We are now currently facing the huge pandemic of Corona, and London keeps having more cases since the beginning of March.
We have been staying at home from last Friday. The doctor had been sent home right after his hospital, which should have been cleared from the virus, confirmed its first case last week. The government had announced the school closure starting 20 March for the whole UK.
After doing 10 days of self isolation with my housemates, witnessing and experiencing the frustration for finding basic needs, checking to almost every store, having intense fear of being outside and facing the crowd, some thoughts occured.
It would be a good idea to stop counting the x-th day of WFH or whatever the hashtag is and slowly start accepting this is a new normal situation.
It’s not a two weeks holiday at home instead a daily life that would or very likely last at least a year ahead.
It wont hurt to start thinking and preparing how to survive and adapt with the new life.
More than ever, it’s proven that having daily habits at home, done consistently every single day, would be so helpful for the adults and the kids to keep the sanity. Even babies need their own habit and rhytm. We can’t live continously with holiday mode.

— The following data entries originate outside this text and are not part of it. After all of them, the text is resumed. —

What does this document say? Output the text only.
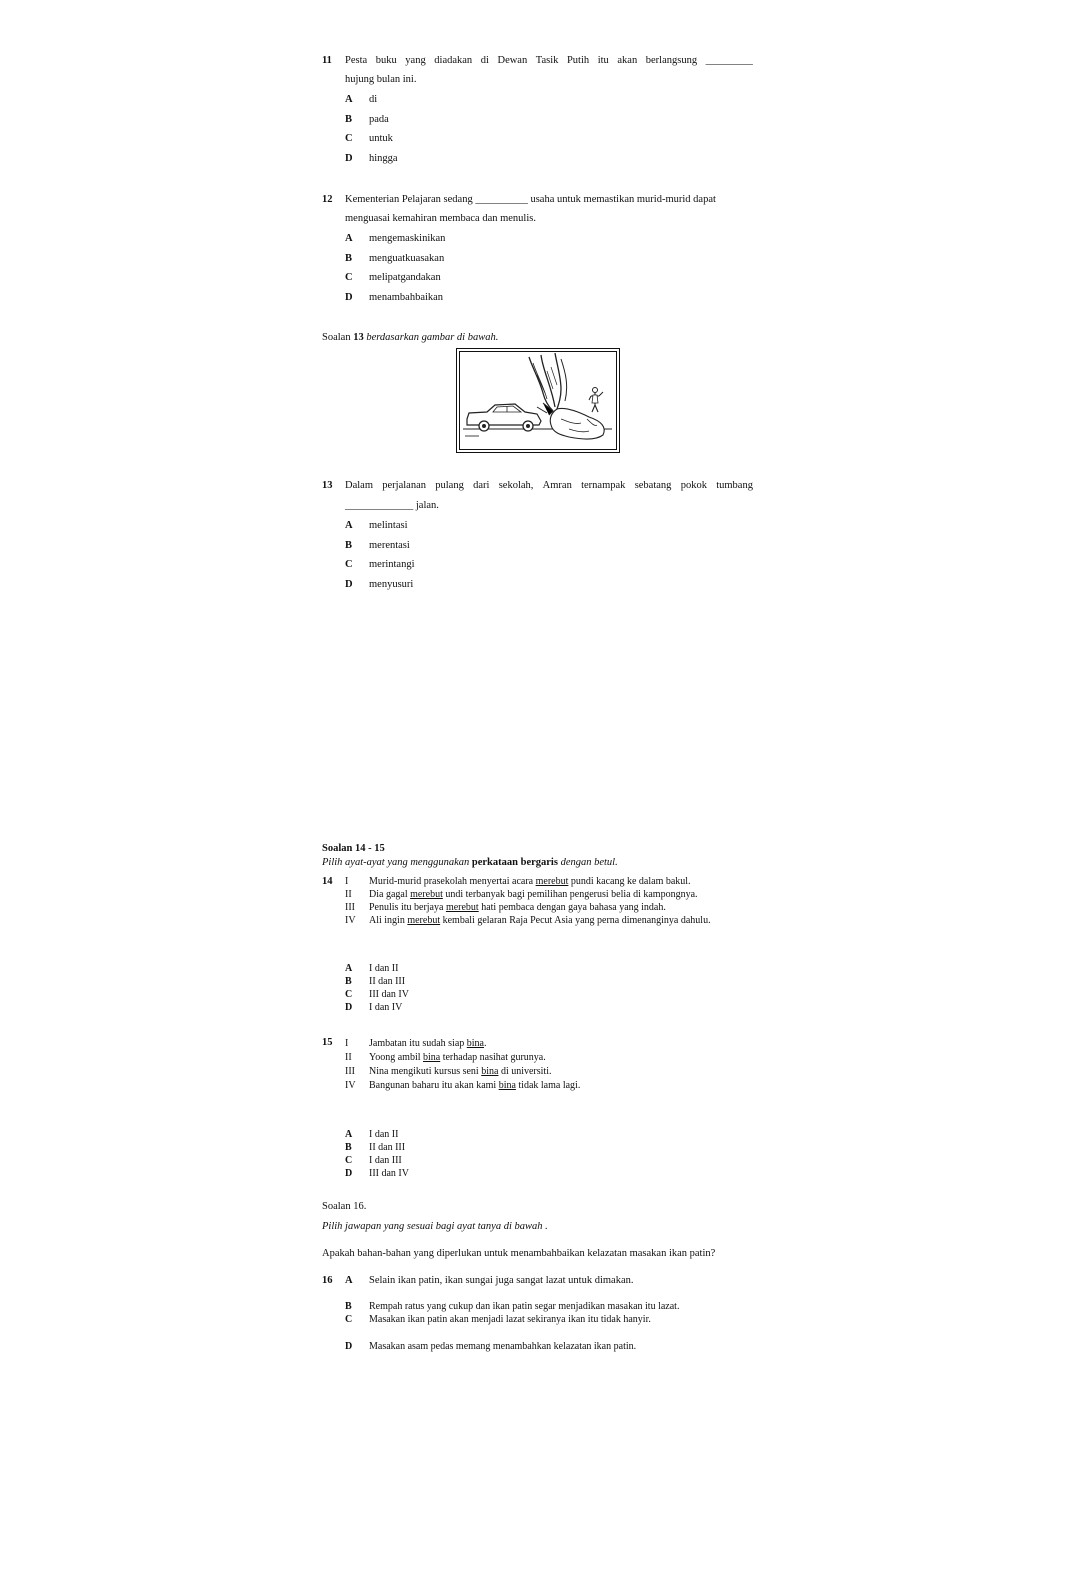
11 Pesta buku yang diadakan di Dewan Tasik Putih itu akan berlangsung _________
hujung bulan ini.
A di
B pada
C untuk
D hingga
12 Kementerian Pelajaran sedang __________ usaha untuk memastikan murid-murid dapat
menguasai kemahiran membaca dan menulis.
A mengemaskinikan
B menguatkuasakan
C melipatgandakan
D menambahbaikan
Soalan 13 berdasarkan gambar di bawah.
13 Dalam perjalanan pulang dari sekolah, Amran ternampak sebatang pokok tumbang
_____________ jalan.
A melintasi
B merentasi
C merintangi
D menyusuri
Soalan 14 - 15
Pilih ayat-ayat yang menggunakan perkataan bergaris dengan betul.
14 I Murid-murid prasekolah menyertai acara merebut pundi kacang ke dalam bakul.
II Dia gagal merebut undi terbanyak bagi pemilihan pengerusi belia di kampongnya.
III Penulis itu berjaya merebut hati pembaca dengan gaya bahasa yang indah.
IV Ali ingin merebut kembali gelaran Raja Pecut Asia yang perna dimenanginya dahulu.
A I dan II
B II dan III
C III dan IV
D I dan IV
15 I Jambatan itu sudah siap bina.
II Yoong ambil bina terhadap nasihat gurunya.
III Nina mengikuti kursus seni bina di universiti.
IV Bangunan baharu itu akan kami bina tidak lama lagi.
A I dan II
B II dan III
C I dan III
D III dan IV
Soalan 16.
Pilih jawapan yang sesuai bagi ayat tanya di bawah .
Apakah bahan-bahan yang diperlukan untuk menambahbaikan kelazatan masakan ikan patin?
16 A Selain ikan patin, ikan sungai juga sangat lazat untuk dimakan.
B Rempah ratus yang cukup dan ikan patin segar menjadikan masakan itu lazat.
C Masakan ikan patin akan menjadi lazat sekiranya ikan itu tidak hanyir.
D Masakan asam pedas memang menambahkan kelazatan ikan patin.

More than ever, the golden rule of finance is proven : Cash is king. The importance of having emergency fund to support at least 6-12 months of life become non-negotiable.
More than ever, everyone has a chance to feel a tiny pinch of what a newborn mother felt.
Facing a new life with zero experience, limited access to be outside, limited chance to have a proper amount of social interaction, no difference feeling between weekdays or weekend, dealing with lots of uncertain things ahead and how stressful such situation is until the famous What to Expect the First Year described :
“There’s no other job as emotionally and physically taxing as parenting in the first year”.
But, the good news is, just like rainbow days, stormy days have also its expiry date.
This too shall pass.
The panic buying and stock piling will end.
One of BBC articles, (unlike the Post Partum Depression in newbornmother), it’s corona recession, not yet depression. Hopefully will never be.
In the mean time, we just have to do everything in our power, to survive, together.
*Self isolation itself is not that hard as a bunch of boring introvert.
How almost every supermarket in UK look like these days :




The whole world goes down by something invisible, intangible, yet so powerful.
Verily, there are sigs for those who reflect.